Crê-se, porém, que mesmo na fase ou no estado actual do nosso direito, e cingindo-nos aos efeitos meramente civis, a união de facto não deve considerar-se para a generalidade dos efeitos, como relação de família[22].

Como se notou, as relações patrimoniais entre os cônjuges e entre estes e terceiros estão sujeitas a um estatuto especial, denominado regime de bens do casamento. Não assim na união de facto: os seus membros são, em princípio, estranhos um ao outro, estando as suas relações jurídicas patrimoniais sujeitas, por inteiro, ao regime geral ou comum das relações obrigacionais e reais e, por isso, podem contratar com terceiros ou entre si como de estranhos se tratasse. De outro aspecto, ao passo que o casamento, apesar do crescimento amolecimento do vínculo conjugal resultante da flexibilização ou da facilitação crescente do divórcio, é marcado por uma vocação de perpetuidade, ainda que meramente tendencial, a união de facto é caracterizada pela extrema precariedade, dado que pode dissolver-se, ad nutum, por simples acto de vontade de um dos seus membros: a permanência ou a cessação da união de facto é coisa que o Direito abandona por inteiro à vontade discricionária e mesmo arbitrária de cada um dos seus membros (artº 8 nº 1 b) da Lei nº 7/2001, de 11 de Maio).

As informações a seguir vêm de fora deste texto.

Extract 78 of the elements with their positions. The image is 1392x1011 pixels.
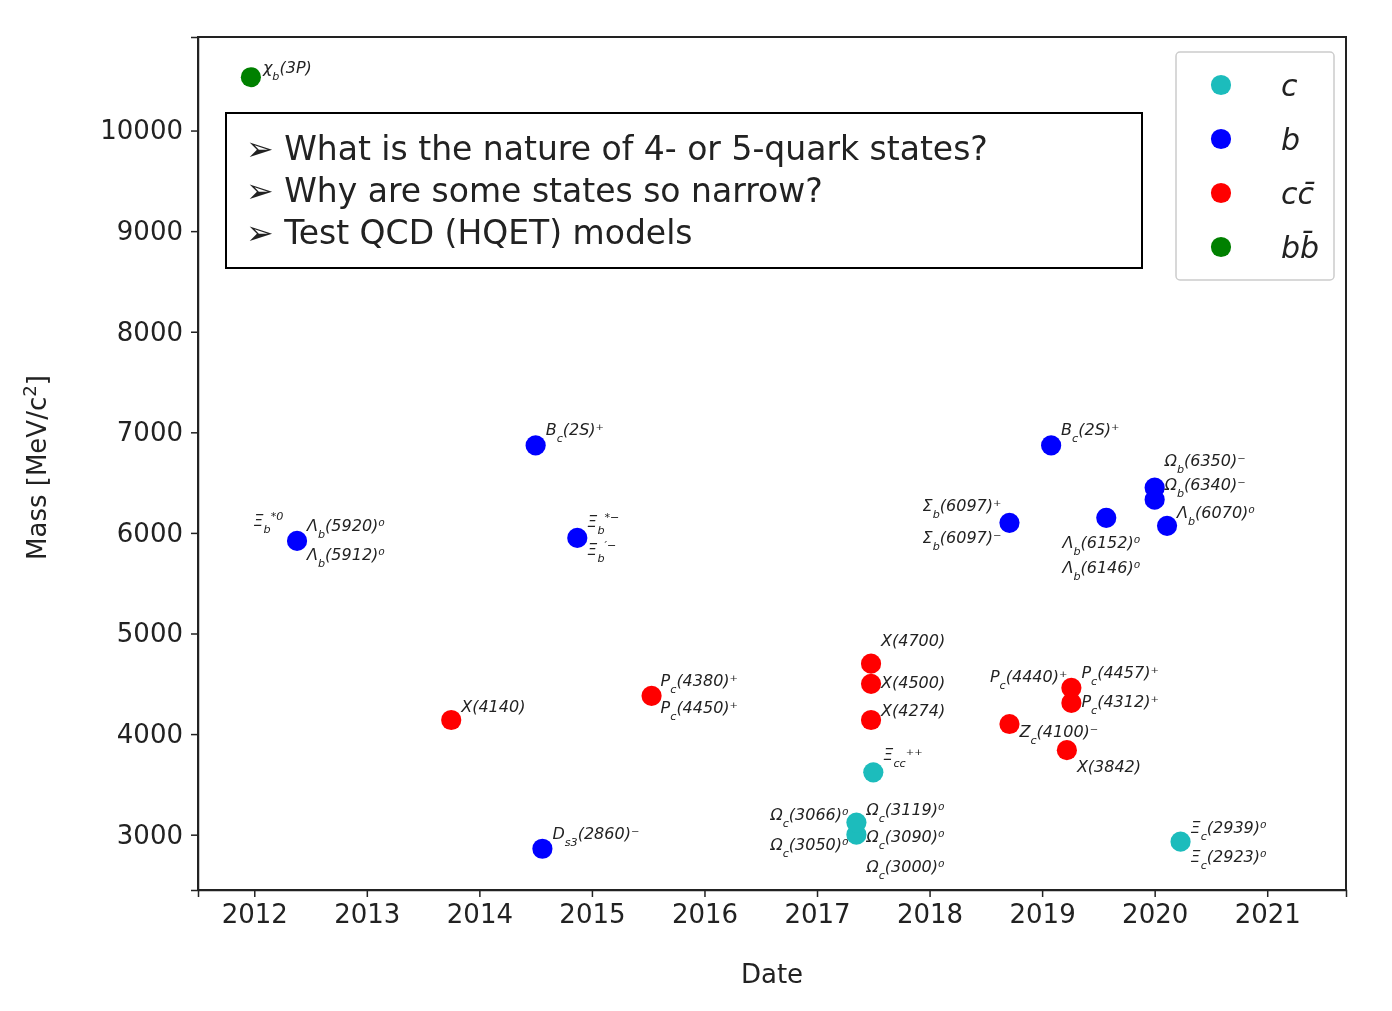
annotation: Λ$_{b}$(5920)⁰ (305, 515, 386, 541)
annotation: Ξ$_{c}$(2939)⁰ (1190, 817, 1268, 843)
y-tick-label: 4000 (116, 718, 183, 749)
legend-label: b (1281, 122, 1301, 157)
annotation: ➢ Test QCD (HQET) models (246, 213, 693, 252)
annotation: X(4700) (880, 630, 946, 650)
point (1056, 740, 1077, 761)
point (999, 512, 1020, 533)
annotation: X(4140) (460, 697, 526, 716)
annotation: Λ$_{b}$(5912)⁰ (305, 544, 386, 570)
annotation: Σ$_{b}$(6097)⁺ (922, 496, 1002, 521)
y-tick-label: 6000 (116, 517, 183, 548)
annotation: P$_{c}$(4312)⁺ (1081, 691, 1159, 717)
annotation: Ω$_{c}$(3090)⁰ (865, 826, 946, 852)
annotation: ➢ Why are some states so narrow? (246, 171, 823, 210)
point (240, 67, 261, 88)
point (532, 838, 553, 859)
annotation: Ξ$_{c}$(2923)⁰ (1190, 847, 1268, 872)
x-tick-label: 2017 (784, 899, 851, 930)
annotation: Λ$_{b}$(6146)⁰ (1060, 558, 1141, 583)
point (286, 530, 308, 552)
annotation: Ξ$_{cc}$⁺⁺ (883, 745, 923, 770)
annotation: P$_{c}$(4450)⁺ (660, 697, 739, 723)
annotation: Σ$_{b}$(6097)⁻ (922, 528, 1002, 553)
annotation: Ω$_{c}$(3000)⁰ (865, 856, 946, 882)
annotation: Z$_{c}$(4100)⁻ (1018, 722, 1099, 747)
annotation: Ω$_{b}$(6350)⁻ (1163, 450, 1246, 476)
annotation: X(4500) (880, 672, 946, 692)
annotation: P$_{c}$(4380)⁺ (660, 670, 739, 696)
point (999, 713, 1020, 735)
annotation: X(3842) (1075, 756, 1142, 776)
point (860, 709, 882, 731)
annotation: ➢ What is the nature of 4- or 5-quark states? (246, 129, 988, 168)
x-tick-label: 2020 (1122, 899, 1189, 930)
x-tick-label: 2012 (221, 899, 288, 930)
x-tick-label: 2015 (559, 899, 626, 930)
y-tick-label: 9000 (116, 215, 183, 246)
annotation: P$_{c}$(4457)⁺ (1081, 663, 1159, 688)
x-tick-label: 2019 (1009, 899, 1076, 930)
y-tick-label: 7000 (116, 417, 183, 448)
point (567, 527, 588, 549)
point (1061, 692, 1082, 713)
y-tick-label: 8000 (116, 316, 183, 347)
annotation: Ω$_{c}$(3119)⁰ (865, 799, 946, 825)
point (860, 673, 882, 694)
annotation: Λ$_{b}$(6152)⁰ (1060, 532, 1141, 558)
point (525, 435, 546, 456)
x-axis-title: Date (740, 959, 804, 989)
x-tick-label: 2014 (446, 899, 513, 930)
x-tick-label: 2021 (1234, 899, 1301, 930)
legend-label: cc̄ (1281, 176, 1316, 211)
point (863, 762, 884, 783)
legend-label: c (1281, 68, 1298, 103)
annotation: Λ$_{b}$(6070)⁰ (1175, 502, 1256, 528)
x-tick-label: 2016 (671, 899, 739, 930)
annotation: Ω$_{c}$(3050)⁰ (769, 834, 849, 860)
y-tick-label: 3000 (116, 819, 183, 850)
point (1156, 515, 1178, 536)
text-box: ➢ What is the nature of 4- or 5-quark states? ➢ Why are some states so narrow? ➢ Test QCD (HQET) models (225, 112, 1143, 269)
point (1170, 831, 1191, 852)
point (1041, 435, 1062, 456)
x-tick-label: 2013 (334, 899, 401, 930)
annotation: B$_{c}$(2S)⁺ (1061, 420, 1120, 445)
legend-label: bb̄ (1281, 229, 1320, 265)
annotation: X(4274) (880, 701, 946, 720)
point (641, 685, 662, 706)
point (441, 709, 462, 731)
point (860, 653, 882, 674)
annotation: χ$_{b}$(3P) (261, 57, 312, 83)
annotation: B$_{c}$(2S)⁺ (545, 420, 605, 445)
point (1096, 507, 1117, 528)
annotation: Ω$_{c}$(3066)⁰ (769, 805, 849, 830)
annotation: D$_{s3}$(2860)⁻ (552, 823, 640, 849)
y-tick-label: 5000 (116, 618, 183, 649)
x-tick-label: 2018 (896, 899, 964, 930)
y-tick-label: 10000 (100, 115, 183, 146)
annotation: Ω$_{b}$(6340)⁻ (1163, 474, 1246, 500)
annotation: P$_{c}$(4440)⁺ (989, 666, 1068, 692)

            Nestas condições, não é admissível, através da simples actividade de interpretação, estender à união de facto normas cuja ratio assente na existência de uma relação jurídica familiar e tenham, por fundamento final principal, ainda que não exclusivo, a preservação do vínculo de que decorre essa relação, como é, notoriamente, a norma relativa à suspensão da prescrição entre cônjuges.

            Em absoluto remate: não há razão para supor que, na norma considerada, o espírito da lei vá além da sua letra, de modo a que dessa fonte seja permitido inferir uma regra que não está abrangida na sua letra.

            De resto, no caso, se deve ter-se por certo que a recorrente e o recorrido, posteriormente, à extinção, por divórcio, do seu casamento, conviveram em união de facto – dado que viveram juntos e a fazer vida de casal, em comunhão de mesa e leito, como se fossem marido e mulher – também se deve ter-se por exacto que não está demonstrada uma das condições de relevância dessa união: a duração superior a dois anos. Na verdade, a matéria de facto disponível não é suficiente para concluir que a convivência entre o recorrido e a recorrente teve aquela duração.

Ora, não estando demonstrada um dos pressupostos exigidos para que a união de facto possa beneficiar das medidas específicas de protecção indicadas na lei, como maior razão se deve recusar a aplicação – seja por via analógica ou simplesmente interpretativa – de normas especificamente dispostas para pessoas casadas.

Apesar disso, a união de facto em que viveram a recorrente e o recorrido não pode deixar de se ter por relevante, designadamente para o aspecto capital do recurso ao instituto do enriquecimento sine causa para regular as consequências patrimoniais decorrentes da cessação daquela convivência, dado que este efeito é de todo independente da sua duração e resulta das regras de direito comum, a que é indiferente o facto de a união não beneficiar também das especiais medidas de protecção.

            Nestas condições, a recorrente, tem, quanto a este ponto, inteira razão: ao contrário do que sustenta a sentença apelada, aquela causa de suspensão da prescrição não é aplicável, seja por integração analógica, seja por interpretação extensiva, aos membros da união de facto.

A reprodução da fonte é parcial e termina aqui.